I had the privilege to speak on Forensic SEO Audits with Alan Bleiweiss at Pubcon Florida in April. Besides Alan’s and my session, there were three other outstanding SEO presentations that I was fortunate enough to attend. Check out the key takeaways and recaps on SEO Auditing, Google’s Mobile-First Indexing, Local SEO, and Entity Optimization below.
Forensic SEO Auditing
“Auditing and critical thinking are integral.” – Alan Bleiweiss
Click here to download my session’s slides.
Takeaways
- Require an intake form or discovery interview questionnaire to align with the goals of the audit
- Create audit deliverables that answer the “What? So what? Now what?”
- Alan’s QUART test for the 5 SEO Super Signals: Quality, Uniqueness, Authority, Relevance, Trust
- Don’t just look for problems. Look for missed opportunities!
Free Downloads & SEO Tools
- Tools, Chrome plugins, and resources for your next SEO audit
- Free download of the Search Visibility Matrix
- Tenon.io for website accessibility auditing
- Chrome Extension to scrape “People Also Search” phrases
Google’s Mobile-First Indexing
“There is no mobile-first index. It’s one index based on mobile-first indexing.” – Ryan Jones
Takeaways
- 60% of Google searches are done on mobile devices
- 20% of ecommerce searches start on mobile devices
- They may not end on mobile but started there
- Google has one index that has both desktop and mobile signals
- All content must be on mobile or cannot be indexed
- If you don’t have any mobile pages, Google will continue to use the desktop version
- Responsive: OK, but auditing recommended.
- Adaptive: Auditing required!
- M. or separate mobile site: You may be in trouble. Auditing required!
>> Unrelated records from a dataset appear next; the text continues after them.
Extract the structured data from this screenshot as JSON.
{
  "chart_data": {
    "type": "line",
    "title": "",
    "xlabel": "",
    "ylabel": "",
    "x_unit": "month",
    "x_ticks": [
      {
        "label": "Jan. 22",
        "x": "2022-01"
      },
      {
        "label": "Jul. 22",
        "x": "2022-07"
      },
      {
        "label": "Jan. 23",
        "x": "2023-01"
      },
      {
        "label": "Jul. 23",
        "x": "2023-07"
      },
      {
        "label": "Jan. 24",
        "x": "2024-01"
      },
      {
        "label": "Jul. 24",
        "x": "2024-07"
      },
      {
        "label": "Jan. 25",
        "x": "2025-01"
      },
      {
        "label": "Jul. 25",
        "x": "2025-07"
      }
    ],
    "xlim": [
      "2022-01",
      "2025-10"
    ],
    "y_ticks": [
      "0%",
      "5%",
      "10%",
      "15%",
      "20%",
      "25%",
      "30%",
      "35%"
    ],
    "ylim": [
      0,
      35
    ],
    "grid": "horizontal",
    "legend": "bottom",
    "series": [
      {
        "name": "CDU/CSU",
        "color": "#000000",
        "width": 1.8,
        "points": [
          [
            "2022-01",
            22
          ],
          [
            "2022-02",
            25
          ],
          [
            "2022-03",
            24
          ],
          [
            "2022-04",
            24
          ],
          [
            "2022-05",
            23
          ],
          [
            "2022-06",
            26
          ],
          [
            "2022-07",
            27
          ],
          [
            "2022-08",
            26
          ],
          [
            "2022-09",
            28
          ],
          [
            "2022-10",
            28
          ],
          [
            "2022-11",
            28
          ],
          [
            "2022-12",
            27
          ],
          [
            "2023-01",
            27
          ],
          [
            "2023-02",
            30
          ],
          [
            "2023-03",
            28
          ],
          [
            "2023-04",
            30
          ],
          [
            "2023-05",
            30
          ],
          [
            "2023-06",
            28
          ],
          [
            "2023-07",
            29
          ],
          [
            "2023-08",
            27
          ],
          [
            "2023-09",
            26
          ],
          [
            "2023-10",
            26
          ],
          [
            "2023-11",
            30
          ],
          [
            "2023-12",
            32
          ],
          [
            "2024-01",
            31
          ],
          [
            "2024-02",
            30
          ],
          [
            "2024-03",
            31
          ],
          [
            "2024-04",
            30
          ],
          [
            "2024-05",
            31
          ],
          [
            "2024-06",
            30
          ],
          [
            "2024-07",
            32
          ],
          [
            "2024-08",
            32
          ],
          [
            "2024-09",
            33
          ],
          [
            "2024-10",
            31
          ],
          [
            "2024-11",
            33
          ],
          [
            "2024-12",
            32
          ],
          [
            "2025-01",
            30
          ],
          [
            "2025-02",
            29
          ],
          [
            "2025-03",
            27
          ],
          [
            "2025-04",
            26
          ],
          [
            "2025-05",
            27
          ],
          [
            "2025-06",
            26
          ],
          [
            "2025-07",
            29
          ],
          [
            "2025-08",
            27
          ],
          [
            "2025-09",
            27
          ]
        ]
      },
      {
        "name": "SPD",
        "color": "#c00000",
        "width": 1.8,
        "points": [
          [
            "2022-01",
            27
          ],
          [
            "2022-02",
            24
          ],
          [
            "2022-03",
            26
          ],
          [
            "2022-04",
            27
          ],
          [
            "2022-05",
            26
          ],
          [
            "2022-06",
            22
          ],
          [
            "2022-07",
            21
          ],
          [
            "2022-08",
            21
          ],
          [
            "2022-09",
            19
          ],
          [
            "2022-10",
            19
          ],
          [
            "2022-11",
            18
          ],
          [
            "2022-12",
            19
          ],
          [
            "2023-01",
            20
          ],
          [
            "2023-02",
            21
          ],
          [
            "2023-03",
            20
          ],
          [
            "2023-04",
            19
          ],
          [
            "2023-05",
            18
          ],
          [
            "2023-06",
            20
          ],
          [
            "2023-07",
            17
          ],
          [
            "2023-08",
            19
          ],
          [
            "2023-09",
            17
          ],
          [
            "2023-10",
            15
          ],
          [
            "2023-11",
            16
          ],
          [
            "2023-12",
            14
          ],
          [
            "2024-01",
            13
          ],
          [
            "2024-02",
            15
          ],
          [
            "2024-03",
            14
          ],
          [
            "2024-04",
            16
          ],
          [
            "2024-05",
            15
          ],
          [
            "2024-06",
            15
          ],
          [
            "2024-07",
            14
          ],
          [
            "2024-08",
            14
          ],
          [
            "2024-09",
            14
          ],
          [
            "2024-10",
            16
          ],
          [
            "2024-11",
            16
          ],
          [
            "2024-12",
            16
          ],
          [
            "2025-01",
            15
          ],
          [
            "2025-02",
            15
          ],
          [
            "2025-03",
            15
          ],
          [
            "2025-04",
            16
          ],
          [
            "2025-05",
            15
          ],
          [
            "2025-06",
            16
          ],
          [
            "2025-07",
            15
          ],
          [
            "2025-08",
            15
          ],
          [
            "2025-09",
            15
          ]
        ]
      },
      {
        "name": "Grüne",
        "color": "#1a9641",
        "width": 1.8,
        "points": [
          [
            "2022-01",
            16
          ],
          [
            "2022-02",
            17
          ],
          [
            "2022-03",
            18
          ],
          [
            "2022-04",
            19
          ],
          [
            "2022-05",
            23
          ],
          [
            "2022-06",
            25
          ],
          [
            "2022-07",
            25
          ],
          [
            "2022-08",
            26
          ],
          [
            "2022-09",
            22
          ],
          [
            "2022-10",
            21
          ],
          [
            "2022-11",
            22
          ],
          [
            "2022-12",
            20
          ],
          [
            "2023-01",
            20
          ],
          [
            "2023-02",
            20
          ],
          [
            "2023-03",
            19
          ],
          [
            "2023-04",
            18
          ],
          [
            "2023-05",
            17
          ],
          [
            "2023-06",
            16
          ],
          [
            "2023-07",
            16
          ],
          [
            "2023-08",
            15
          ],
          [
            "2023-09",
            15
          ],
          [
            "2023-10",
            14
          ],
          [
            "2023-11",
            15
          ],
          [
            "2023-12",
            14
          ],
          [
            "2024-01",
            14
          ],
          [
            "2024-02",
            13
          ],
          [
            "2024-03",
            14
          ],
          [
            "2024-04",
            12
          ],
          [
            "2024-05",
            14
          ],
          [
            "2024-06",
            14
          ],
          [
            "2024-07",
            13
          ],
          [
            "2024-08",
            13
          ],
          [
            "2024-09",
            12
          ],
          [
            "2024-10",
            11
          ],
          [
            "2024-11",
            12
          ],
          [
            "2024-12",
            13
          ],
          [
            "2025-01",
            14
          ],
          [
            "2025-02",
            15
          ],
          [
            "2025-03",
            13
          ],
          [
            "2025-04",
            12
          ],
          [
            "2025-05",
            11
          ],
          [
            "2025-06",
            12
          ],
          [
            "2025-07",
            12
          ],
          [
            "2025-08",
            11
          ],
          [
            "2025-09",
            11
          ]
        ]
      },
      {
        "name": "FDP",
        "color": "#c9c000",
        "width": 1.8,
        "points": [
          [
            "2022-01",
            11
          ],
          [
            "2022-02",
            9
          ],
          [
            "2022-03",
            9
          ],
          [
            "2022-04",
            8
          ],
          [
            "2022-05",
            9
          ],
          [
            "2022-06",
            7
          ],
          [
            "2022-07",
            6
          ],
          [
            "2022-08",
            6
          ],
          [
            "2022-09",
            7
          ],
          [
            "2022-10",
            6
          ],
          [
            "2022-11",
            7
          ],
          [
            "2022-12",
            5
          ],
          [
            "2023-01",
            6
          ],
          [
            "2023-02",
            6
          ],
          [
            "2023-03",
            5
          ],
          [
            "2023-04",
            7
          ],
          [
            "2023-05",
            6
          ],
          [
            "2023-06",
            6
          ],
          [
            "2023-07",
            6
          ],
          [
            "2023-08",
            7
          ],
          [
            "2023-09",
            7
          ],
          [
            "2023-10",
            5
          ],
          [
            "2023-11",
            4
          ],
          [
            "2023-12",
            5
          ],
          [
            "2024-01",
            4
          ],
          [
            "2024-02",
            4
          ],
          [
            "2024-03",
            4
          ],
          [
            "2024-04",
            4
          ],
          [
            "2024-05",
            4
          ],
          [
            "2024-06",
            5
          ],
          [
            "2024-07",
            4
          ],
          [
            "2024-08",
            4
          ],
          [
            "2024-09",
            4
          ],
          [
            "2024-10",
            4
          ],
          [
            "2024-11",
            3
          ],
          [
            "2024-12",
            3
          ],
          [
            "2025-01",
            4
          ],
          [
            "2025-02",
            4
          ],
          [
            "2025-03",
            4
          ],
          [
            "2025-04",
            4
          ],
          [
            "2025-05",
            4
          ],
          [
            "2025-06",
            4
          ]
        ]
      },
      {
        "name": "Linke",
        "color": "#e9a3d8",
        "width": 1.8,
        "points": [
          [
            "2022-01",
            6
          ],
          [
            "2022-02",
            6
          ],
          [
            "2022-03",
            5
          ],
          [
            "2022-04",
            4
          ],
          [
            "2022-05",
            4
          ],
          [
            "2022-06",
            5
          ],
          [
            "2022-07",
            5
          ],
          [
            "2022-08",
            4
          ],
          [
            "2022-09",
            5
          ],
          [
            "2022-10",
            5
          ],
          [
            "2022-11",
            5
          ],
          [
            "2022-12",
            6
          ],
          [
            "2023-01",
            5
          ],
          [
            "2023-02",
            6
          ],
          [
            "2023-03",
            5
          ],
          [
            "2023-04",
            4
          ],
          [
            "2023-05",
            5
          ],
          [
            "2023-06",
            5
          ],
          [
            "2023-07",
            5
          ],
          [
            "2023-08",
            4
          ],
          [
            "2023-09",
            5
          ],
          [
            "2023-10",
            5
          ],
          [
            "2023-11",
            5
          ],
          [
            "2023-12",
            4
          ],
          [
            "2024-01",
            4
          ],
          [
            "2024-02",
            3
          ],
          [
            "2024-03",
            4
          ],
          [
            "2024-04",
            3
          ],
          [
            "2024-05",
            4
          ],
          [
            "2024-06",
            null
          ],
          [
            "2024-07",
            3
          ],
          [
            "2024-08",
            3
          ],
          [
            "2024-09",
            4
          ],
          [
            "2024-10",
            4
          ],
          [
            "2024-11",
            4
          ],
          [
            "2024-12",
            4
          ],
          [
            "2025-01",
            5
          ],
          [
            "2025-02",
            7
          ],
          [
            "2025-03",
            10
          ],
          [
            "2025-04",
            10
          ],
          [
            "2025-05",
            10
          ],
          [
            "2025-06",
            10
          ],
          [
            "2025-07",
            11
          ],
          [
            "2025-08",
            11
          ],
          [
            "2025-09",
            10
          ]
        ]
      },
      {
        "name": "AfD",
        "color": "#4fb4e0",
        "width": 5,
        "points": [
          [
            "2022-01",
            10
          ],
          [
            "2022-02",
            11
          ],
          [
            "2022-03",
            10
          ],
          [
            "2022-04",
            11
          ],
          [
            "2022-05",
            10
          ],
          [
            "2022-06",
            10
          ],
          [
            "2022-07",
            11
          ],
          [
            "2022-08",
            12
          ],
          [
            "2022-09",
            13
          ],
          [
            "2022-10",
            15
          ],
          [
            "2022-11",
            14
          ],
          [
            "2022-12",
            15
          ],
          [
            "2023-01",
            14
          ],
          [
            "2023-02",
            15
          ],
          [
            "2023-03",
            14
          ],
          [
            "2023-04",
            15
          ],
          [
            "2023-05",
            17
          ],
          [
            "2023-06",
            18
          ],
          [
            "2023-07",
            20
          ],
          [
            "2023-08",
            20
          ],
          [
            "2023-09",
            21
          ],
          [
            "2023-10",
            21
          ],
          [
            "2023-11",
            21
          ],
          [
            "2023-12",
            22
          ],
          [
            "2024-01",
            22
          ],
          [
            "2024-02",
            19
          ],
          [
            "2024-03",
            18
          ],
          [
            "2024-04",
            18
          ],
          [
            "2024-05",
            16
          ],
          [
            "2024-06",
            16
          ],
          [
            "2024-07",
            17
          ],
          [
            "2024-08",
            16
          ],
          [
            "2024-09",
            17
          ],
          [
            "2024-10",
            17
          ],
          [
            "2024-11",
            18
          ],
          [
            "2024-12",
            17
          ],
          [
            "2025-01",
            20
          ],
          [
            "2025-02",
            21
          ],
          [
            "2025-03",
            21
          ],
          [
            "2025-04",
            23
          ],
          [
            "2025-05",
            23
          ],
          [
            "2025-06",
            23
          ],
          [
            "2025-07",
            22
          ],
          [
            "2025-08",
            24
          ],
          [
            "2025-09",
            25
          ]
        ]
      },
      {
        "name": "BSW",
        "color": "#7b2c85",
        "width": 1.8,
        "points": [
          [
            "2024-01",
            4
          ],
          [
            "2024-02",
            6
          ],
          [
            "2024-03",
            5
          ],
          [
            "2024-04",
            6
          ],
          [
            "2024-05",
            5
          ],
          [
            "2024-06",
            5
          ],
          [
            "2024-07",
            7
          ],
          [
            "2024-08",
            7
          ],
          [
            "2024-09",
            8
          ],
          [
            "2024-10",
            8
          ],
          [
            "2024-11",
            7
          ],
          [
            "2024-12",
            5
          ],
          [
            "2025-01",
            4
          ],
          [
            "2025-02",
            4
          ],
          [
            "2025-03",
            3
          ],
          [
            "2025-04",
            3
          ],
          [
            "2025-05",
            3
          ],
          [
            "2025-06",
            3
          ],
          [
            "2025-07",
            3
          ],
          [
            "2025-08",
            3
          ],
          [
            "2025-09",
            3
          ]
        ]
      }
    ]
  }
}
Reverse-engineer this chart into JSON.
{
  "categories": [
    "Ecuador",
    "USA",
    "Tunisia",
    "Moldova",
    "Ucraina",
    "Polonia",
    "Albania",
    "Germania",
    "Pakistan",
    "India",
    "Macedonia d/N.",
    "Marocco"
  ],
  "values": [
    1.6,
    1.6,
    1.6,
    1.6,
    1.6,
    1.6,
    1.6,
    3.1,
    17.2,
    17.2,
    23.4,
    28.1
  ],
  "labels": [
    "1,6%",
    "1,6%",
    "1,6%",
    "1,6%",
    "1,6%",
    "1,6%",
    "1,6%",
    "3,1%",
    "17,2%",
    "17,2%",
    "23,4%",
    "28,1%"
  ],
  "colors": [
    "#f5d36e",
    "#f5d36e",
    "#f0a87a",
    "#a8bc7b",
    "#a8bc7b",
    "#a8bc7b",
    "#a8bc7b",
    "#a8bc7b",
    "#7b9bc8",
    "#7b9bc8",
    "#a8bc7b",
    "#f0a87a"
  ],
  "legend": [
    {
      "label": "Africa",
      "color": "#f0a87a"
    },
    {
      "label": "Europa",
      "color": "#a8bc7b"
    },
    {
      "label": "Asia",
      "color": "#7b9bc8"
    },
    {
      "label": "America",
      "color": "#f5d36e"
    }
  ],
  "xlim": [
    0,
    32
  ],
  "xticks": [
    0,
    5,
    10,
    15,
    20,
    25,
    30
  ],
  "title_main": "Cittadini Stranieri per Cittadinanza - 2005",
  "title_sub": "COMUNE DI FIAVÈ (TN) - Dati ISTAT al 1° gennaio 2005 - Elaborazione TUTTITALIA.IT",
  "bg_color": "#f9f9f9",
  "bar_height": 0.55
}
- If applicable, mobile-separate pages like m. will still need hreflang, rel=alternate from desktop to mobile, AMP tags, and rel=canonical
- AMP pages get special SERP inclusion like in Chrome’s People Also Read
- Google is not using the AMP site as the source of truth
- Mobile-first indexing shouldn’t have a big impact on rankings
- Google will still index desktop content but search results and cache will be based on the mobile version if it exists
- Things that are devalued on desktop will be ok for mobile as long as it’s accessible like content that isn’t visible to the user on page load
Mobile-First Auditing
- Option 1: Compare Google Search Console keyword rankings for mobile vs. desktop
- Figure out why you’re not ranking on mobile
- Option 2 (Preferred): Compare Screaming Frog reports of the number of crawled pages for mobile vs. desktop
- Visualize the data using Google Fusion Tables
National Brand – Local Presence
“Fill out all fields and categories or Google may be less likely to trust the data and reduce local visibility.” – Damon Gochneaur
Takeaways
- Use a call tracking service like Call Rail with a local area code and phone number for Google My Business (GMB)
- No 800 numbers
- Create UTM codes for GMB website link tracking and Google Posts
- Clicks from GMB are often bucketed as direct instead of organic, especially on mobile
- If you have many locations, use the location detail page instead of the homepage for the GMB website link to match the user intent
- Upload location-specific photos and high-quality videos to prevent user-uploaded photos from appearing first
- Review photos uploaded by users and flag the bad ones
- Moderate and respond to comments and the Questions & Answers
- This is not optional since the Q&A can show up prominently in the SERP and anyone can provide answers
- Flag anything inappropriate
- Turn on the chat messaging feature to allow users to send messages directly to the business
- Create GMB listing for brand new locations that haven’t yet opened and mark the hours of operation as closed until it opens
- Add schema.org markup to location detail pages
Local Link Building Ideas
- Mine competitors data for opportunities
- Local sponsorships, meetups, schools, universities, alumni associations, scholarships, churches
- Google search operators
- Internal linking = the easiest link you’ll ever build
Entity Optimization for Google & Bing
“You must be the ANSWER.” – Elmer Boutin
Takeaways
- Reputation is part of Google’s website quality score according to their Search Quality Evaluator Guidelines
- December 2017: added search speech guidelines
- Organize your digital ecosystem
- Try to avoid using microsites and subdomains
- Separate subfolders logically and using natural language your users understand
- Set up a LinkedIn profile and Wikipedia page using a credible Wikipedia editor
- Audit your Wikipedia page(s) for factual correctness and add citations
One Topic To Rule Them All
There was one particular topic that all of the above Pubcon Florida sessions had in common. The obvious theme was the importance of implementing schema.org structured data markup. This is essential for local SEO, entity optimization, and Google indexing as well as provides an opportunity for CTR-boosting rich results. This is the general consensus for SEOs and Google and no longer seen as something that’s optional.